The ultrasound treatment is performed without general anesthesia or needle guidance, leaves no implants and takes only three hours to complete, said Chen Shih-chieh (陳世杰), director of the hospital’s medical imaging department.
The non-invasive treatment utilizes a transducer helmet to emit 1,024 beams of ultrasound waves to cauterize a few millimeters of neural circuitry that causes tremors, said Wu Ruey-meei (吳瑞美), director of the hospital’s Parkinson’s and movement disorders center.
Photo: Yang Yuan-ting, Taipei Times
About 20 percent of patients might experience side effects such as vertigo and nausea for one to three months, she said.
However, a single procedure remains 60 to 70 percent effective four years after treatments, she said.
In Taiwan, focused ultrasound therapy is approved for use only in the treatment of essential tremor or Parkinson’s disease that manifests primarily in tremors, she said.
The hospital’s HIFU machine — one of 36 such machines in Asia — was first used last month to treat a 54-year-old man with Parkinson’s disease surnamed Yeh (葉), she said.
The patient had severe tremors in the hands that prevented him from buttoning his garments before the treatment reduced the symptoms by 90 percent to restore normal functions, she said.

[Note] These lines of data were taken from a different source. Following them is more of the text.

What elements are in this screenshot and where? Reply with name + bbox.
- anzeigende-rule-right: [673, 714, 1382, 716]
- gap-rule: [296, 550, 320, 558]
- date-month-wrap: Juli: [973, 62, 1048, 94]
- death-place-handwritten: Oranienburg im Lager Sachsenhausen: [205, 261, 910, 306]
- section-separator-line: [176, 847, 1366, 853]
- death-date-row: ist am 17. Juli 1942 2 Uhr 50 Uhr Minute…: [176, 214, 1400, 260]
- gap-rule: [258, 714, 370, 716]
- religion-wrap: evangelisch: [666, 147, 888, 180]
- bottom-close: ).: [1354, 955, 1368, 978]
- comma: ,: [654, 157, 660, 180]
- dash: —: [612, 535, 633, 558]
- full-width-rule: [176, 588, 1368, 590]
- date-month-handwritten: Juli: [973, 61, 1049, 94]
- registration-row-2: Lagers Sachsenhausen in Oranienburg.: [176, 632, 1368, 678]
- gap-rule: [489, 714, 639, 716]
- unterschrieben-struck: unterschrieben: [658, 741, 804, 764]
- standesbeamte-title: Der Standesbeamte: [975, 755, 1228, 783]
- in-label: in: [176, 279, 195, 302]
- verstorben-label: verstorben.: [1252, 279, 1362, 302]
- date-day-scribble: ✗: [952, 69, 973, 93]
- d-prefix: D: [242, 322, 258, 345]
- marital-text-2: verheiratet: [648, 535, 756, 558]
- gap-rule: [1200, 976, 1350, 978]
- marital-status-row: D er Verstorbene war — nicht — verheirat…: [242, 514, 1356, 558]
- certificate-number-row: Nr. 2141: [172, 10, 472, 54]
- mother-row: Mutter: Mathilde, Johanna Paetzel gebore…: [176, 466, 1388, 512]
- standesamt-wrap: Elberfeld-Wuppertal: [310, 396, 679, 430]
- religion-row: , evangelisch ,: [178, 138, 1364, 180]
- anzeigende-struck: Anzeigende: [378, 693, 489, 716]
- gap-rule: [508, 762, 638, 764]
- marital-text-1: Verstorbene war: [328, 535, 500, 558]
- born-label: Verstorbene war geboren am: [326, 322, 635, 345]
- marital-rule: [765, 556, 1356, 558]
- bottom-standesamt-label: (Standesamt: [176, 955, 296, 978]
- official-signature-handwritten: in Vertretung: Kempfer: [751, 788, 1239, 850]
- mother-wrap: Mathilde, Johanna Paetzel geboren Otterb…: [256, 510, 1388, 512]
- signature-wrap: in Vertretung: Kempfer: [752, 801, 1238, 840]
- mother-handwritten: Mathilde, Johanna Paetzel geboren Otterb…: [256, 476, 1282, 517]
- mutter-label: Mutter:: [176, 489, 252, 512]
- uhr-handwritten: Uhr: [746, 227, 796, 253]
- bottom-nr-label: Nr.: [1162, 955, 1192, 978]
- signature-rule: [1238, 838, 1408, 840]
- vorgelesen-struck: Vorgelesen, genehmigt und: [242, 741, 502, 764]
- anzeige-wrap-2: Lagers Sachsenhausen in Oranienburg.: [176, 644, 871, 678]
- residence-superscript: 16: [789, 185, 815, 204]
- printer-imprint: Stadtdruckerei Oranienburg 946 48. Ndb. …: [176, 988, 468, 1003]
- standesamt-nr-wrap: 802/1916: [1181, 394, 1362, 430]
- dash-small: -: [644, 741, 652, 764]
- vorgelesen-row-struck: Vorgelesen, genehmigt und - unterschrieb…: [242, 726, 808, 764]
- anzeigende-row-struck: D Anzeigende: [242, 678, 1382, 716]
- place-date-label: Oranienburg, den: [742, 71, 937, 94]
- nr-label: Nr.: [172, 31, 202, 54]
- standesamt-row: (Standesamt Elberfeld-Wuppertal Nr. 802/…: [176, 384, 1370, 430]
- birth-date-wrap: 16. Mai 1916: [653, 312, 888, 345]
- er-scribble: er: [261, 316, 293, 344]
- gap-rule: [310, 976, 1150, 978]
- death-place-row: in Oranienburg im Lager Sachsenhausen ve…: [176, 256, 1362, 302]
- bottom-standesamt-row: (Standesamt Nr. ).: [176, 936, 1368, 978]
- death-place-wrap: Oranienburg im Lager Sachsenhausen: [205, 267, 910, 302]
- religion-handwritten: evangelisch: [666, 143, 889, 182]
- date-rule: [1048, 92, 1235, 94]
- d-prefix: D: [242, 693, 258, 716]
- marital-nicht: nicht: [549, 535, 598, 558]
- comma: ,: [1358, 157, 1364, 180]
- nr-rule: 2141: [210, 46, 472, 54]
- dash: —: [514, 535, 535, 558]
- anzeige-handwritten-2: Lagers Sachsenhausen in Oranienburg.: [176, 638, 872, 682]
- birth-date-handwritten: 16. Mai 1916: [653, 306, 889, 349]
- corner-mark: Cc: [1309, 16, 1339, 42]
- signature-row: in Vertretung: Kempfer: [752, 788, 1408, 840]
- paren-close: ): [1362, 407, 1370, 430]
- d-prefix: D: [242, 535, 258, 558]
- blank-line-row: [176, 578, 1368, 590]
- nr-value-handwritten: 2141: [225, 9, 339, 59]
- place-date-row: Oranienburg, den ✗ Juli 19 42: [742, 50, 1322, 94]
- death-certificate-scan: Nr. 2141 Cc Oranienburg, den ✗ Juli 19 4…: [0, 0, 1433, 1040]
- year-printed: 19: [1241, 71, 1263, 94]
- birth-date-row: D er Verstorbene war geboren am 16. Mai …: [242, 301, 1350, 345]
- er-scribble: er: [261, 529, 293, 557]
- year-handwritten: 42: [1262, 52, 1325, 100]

The therapy is performed on one side of the patient at a time to avoid potential negative effects on cognition and speech, she said, adding that the procedure is not suitable for people with osteoporosis.
Drug therapy is the most common treatment for Parkinson’s, but its medical effects are limited, while electrical stimulation therapy requires intrusive implants of wires and batteries, the latter of which must be replaced after three to four years, hospital vice superintendent Kao Jia-horng (高嘉宏) said.